Australians will have another option to fly all the way to London on board a new Boeing 787 Dreamliner after Royal Brunei Airlines launched flights using the revolutionary aircraft between Melbourne and Brunei.
The airline will then fly the aircraft onwards to London via Dubai.
The first Royal Brunei Dreamliner flight to Australia touched down at Melbourne Airport on Thursday morning at 6.46am.
The airline's deputy chairman Dermot Mannion said Australia had become a growing market for Royal Brunei.
"We have been operating a service to Australia for three years but with this launch, Royal Brunei Airlines now becomes the first airline in the world to offer an exclusive Dreamliner service on all long-haul flights," he said.
The airline also marked the launch of the Dreamliner flights with the unveiling of new crew uniforms and the announcement of an airfare sale, including return flights from London for Melbourne for $1387.
The 787 Dreamliner is the first airliner to be made of carbon fibre, not aluminium, and promises airlines more fuel efficiency – a saving of 20 per cent. It also offers 20 per cent less carbon dioxide emissions than comparable aircraft.
The aircraft promises a better experience for passengers too. The cabin air is, unlike other aircraft, drawn directly from outside, rather than through the engines, meaning it is fresher. The air is also more humid, and pressurised at a lower level – the theory being that passengers will feel better at the end of their flights. There are also larger windows and a more spacious cabin.
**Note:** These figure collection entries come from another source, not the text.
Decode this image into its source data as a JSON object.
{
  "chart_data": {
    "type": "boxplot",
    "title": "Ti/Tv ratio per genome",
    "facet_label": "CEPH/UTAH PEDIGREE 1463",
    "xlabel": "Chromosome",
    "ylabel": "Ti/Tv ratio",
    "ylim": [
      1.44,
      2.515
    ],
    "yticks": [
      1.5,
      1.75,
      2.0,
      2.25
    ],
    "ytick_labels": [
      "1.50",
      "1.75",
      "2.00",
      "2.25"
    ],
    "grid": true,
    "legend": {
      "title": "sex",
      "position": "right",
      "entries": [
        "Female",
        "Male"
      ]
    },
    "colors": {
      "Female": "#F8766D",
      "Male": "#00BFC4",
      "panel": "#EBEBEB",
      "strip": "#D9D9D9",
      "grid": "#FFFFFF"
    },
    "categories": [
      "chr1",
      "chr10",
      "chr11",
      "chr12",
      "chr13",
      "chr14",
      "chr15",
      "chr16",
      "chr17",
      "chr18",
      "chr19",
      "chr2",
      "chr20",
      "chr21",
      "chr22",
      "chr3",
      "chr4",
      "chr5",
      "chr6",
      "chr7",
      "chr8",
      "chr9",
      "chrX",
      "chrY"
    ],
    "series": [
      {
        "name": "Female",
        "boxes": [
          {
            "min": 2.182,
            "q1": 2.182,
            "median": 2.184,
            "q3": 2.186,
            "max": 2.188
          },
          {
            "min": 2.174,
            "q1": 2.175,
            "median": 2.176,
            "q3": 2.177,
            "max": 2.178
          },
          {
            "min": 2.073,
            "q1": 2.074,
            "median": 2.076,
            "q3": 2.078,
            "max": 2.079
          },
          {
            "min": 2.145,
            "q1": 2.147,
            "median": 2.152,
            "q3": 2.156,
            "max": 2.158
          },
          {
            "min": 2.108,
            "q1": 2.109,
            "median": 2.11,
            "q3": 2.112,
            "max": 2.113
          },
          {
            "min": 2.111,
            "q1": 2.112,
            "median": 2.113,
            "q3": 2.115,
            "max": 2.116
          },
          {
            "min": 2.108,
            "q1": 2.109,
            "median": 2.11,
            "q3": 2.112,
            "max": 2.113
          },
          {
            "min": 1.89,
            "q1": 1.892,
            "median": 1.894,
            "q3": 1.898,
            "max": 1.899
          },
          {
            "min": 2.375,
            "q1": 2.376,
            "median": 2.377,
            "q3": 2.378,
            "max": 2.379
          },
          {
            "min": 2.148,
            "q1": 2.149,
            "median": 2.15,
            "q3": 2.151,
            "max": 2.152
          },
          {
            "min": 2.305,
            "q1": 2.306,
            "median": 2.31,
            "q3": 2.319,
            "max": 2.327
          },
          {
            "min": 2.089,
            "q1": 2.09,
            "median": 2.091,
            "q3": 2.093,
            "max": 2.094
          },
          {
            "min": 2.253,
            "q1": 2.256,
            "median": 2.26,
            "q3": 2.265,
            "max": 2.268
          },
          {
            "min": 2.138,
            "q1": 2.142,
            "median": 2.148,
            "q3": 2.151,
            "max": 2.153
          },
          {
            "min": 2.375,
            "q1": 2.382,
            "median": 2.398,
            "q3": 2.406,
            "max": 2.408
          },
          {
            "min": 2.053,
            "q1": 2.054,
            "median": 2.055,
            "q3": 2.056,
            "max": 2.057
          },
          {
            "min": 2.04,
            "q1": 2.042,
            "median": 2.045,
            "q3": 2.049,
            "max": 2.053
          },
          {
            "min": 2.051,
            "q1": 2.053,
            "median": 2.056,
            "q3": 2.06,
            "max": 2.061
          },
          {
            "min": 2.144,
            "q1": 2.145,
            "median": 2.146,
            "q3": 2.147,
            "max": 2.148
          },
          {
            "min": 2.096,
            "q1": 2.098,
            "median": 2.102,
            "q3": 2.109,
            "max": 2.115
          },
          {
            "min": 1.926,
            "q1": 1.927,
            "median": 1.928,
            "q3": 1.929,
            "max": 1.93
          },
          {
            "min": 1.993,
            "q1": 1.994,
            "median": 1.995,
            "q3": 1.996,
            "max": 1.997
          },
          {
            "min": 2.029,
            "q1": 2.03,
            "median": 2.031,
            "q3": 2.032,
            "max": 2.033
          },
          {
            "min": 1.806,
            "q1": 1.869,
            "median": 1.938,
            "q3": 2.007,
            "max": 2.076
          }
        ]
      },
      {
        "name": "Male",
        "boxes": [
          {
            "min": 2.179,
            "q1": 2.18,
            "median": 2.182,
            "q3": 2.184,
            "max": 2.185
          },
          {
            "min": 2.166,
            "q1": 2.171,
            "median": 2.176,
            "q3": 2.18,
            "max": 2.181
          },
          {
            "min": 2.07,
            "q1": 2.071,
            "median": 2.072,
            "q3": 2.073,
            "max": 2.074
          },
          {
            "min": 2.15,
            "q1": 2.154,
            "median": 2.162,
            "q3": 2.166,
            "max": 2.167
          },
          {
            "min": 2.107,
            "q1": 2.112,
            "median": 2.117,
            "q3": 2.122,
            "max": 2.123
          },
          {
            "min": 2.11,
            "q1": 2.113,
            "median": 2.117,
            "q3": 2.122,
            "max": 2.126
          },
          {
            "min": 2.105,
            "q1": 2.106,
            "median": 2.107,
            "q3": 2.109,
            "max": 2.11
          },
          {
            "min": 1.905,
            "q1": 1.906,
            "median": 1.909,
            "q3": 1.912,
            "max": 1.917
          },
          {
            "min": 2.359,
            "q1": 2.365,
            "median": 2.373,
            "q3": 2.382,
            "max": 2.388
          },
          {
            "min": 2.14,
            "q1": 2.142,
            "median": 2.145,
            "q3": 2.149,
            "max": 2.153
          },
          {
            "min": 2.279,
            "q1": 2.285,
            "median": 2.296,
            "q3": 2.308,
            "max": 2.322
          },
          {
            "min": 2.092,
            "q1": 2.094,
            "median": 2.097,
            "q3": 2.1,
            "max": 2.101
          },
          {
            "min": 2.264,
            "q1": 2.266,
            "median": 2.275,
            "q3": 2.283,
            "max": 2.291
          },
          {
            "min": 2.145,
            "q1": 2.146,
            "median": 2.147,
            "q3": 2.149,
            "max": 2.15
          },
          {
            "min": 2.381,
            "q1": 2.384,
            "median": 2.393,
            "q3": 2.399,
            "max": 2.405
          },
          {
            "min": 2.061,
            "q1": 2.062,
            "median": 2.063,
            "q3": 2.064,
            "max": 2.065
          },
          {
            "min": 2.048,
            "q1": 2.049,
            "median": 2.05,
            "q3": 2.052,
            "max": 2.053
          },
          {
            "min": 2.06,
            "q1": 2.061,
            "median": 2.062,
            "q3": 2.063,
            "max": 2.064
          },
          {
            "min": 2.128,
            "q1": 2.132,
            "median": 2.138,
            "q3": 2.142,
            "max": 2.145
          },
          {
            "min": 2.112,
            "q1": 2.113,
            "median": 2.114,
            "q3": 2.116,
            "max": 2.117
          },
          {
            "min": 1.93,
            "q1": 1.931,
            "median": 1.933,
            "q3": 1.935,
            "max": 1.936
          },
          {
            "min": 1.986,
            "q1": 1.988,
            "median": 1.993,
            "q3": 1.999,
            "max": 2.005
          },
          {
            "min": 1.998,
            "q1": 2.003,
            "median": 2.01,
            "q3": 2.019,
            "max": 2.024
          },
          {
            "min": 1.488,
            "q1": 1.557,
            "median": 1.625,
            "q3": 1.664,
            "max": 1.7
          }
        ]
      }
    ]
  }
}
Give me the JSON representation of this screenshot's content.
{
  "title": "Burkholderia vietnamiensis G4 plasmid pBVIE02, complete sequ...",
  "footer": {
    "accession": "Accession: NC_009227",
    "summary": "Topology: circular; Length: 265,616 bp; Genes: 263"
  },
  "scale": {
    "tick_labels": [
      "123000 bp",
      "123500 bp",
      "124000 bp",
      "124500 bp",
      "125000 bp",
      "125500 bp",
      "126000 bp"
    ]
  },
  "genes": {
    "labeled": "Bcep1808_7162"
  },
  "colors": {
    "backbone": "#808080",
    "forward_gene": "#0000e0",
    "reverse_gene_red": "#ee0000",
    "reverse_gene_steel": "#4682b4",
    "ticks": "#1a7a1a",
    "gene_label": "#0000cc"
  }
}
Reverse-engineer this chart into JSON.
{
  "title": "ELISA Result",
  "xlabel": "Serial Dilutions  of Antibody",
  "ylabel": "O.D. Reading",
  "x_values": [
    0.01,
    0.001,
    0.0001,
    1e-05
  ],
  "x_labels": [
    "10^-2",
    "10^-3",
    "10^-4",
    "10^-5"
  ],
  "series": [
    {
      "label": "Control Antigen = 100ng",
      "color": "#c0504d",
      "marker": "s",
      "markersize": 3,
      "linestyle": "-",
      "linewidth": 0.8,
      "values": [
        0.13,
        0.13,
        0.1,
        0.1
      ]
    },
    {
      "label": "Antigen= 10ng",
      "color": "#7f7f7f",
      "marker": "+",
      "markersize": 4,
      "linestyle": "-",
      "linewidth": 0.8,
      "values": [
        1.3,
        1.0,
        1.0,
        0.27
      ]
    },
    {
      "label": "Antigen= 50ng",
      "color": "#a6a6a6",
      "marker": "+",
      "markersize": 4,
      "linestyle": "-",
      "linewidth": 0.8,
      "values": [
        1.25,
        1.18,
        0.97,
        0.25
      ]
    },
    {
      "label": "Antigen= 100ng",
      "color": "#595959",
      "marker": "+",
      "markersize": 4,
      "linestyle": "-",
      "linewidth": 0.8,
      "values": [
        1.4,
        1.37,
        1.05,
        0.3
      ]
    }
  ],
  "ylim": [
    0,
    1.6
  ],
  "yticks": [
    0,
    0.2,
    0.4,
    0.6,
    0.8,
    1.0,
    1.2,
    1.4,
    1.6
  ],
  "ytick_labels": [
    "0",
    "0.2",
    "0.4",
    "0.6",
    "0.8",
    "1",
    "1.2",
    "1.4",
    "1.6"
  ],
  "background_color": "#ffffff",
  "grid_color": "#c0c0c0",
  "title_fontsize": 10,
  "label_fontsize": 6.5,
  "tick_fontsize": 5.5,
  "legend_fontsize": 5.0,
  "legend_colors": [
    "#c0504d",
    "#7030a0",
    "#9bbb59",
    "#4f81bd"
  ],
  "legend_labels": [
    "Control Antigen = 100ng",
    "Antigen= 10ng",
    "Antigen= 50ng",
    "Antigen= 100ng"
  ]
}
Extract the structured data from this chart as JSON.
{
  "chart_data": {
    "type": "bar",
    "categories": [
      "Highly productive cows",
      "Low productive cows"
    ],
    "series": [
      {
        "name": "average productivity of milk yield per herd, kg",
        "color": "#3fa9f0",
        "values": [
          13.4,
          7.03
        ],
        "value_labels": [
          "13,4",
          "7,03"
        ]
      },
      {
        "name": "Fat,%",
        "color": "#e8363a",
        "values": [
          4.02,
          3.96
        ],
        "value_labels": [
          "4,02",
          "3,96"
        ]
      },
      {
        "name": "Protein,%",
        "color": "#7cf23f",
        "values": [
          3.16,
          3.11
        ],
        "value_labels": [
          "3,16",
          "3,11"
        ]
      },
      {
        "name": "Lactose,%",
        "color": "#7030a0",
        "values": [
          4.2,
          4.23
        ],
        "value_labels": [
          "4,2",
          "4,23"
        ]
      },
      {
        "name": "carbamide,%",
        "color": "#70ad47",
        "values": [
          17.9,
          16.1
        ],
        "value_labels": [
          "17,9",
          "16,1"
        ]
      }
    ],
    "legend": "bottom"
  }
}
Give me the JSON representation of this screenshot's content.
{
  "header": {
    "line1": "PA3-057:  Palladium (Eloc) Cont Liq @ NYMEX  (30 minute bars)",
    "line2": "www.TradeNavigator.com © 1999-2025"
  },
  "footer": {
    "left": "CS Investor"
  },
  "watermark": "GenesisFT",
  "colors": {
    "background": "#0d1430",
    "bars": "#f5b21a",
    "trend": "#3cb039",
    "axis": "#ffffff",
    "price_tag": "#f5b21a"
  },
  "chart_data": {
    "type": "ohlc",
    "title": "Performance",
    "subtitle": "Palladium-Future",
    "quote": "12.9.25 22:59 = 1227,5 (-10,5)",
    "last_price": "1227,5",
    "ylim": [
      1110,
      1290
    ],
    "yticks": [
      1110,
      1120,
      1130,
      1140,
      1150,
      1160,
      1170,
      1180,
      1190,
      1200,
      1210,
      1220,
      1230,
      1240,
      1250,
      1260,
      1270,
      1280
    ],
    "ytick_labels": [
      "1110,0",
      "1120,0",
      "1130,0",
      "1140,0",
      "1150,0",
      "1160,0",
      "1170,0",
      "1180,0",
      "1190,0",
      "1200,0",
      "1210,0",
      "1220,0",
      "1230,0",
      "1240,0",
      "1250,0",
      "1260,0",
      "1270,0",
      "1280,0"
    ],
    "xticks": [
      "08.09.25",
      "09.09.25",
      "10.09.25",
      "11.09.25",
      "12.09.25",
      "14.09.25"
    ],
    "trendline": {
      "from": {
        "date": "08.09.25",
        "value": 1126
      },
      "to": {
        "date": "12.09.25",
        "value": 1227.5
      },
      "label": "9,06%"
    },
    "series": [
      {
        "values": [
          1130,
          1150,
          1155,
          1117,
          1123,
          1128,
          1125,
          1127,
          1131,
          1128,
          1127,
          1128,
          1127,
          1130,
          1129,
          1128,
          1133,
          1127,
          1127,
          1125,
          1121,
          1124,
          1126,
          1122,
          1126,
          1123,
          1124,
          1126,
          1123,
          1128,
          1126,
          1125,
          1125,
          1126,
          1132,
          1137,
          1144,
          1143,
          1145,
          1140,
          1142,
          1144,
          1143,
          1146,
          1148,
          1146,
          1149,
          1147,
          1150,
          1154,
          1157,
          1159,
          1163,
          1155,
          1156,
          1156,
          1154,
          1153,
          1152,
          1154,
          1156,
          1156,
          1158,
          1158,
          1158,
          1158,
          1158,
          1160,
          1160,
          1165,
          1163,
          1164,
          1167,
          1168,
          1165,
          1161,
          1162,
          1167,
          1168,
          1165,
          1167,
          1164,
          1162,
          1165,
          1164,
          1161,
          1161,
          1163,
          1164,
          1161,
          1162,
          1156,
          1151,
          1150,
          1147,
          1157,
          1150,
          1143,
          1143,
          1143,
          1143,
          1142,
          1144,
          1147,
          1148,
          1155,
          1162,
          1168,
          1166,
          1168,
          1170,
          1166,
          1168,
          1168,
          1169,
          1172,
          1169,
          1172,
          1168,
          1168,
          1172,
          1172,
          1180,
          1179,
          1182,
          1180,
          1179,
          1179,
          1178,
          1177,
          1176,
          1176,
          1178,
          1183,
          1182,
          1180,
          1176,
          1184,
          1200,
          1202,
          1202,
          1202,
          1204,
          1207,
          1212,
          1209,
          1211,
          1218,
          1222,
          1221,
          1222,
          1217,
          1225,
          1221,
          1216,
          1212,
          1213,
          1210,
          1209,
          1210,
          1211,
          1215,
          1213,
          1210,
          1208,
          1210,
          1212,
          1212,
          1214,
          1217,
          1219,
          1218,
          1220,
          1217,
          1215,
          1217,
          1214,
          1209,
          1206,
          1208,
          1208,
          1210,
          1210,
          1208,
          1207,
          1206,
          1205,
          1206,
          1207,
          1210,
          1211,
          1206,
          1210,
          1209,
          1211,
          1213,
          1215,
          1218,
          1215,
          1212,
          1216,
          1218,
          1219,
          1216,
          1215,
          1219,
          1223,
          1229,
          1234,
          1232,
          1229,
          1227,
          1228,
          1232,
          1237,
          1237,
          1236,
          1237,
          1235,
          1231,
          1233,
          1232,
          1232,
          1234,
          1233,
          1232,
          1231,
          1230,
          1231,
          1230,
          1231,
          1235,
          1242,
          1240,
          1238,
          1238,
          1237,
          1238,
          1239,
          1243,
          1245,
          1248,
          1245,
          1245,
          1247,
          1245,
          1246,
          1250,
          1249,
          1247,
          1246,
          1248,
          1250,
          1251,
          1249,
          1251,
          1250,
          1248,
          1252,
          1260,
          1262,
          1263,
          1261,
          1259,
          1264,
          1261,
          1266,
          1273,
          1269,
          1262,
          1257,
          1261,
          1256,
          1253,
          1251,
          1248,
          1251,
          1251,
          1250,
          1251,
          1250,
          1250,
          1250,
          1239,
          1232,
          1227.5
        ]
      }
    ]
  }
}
But the introduction of the new aircraft has not been without it's problems. Delayed for several years, the Dreamliner has faced criticism over its reliability from some carriers and all active aircraft were grounded for three months last year after a battery fire on one Dreamliner. The incident forced Boeing to re-design the powerful lithium-ion battery and enclose it in a tough new steel containment box.
Boeing admitted in January it was not satisfied with the aircraft's performance. The Dreamliner's reliability rate was at about 98 per cent, meaning two out of every 100 flights were delayed for mechanical problems - up from 97 per cent in October but still short of Boeing's target. The company aims to have the reliability up to the level of it's long-range 777 model, which has a reliability rate of 99.4 per cent.
Royal Brunei is the third airline to fly the Dreamliner 787-8 to Australia, joining Air India, who also fly Dreamliners to London via Delhi, and Jetstar.
Last month United Airlines announced it would start flying 787-9 Dreamliners to Melbourne as the first route for the new, long-range version of the aircraft.
Australia is proving a popular destination for the new 787-9, with Air New Zealand choosing Auckland-Perth as its first commercial route from October.
Note: an earlier version of this story said Royal Brunei Airlines were the first to offer Australia-London flight on board the Dreamliner. This was incorrect.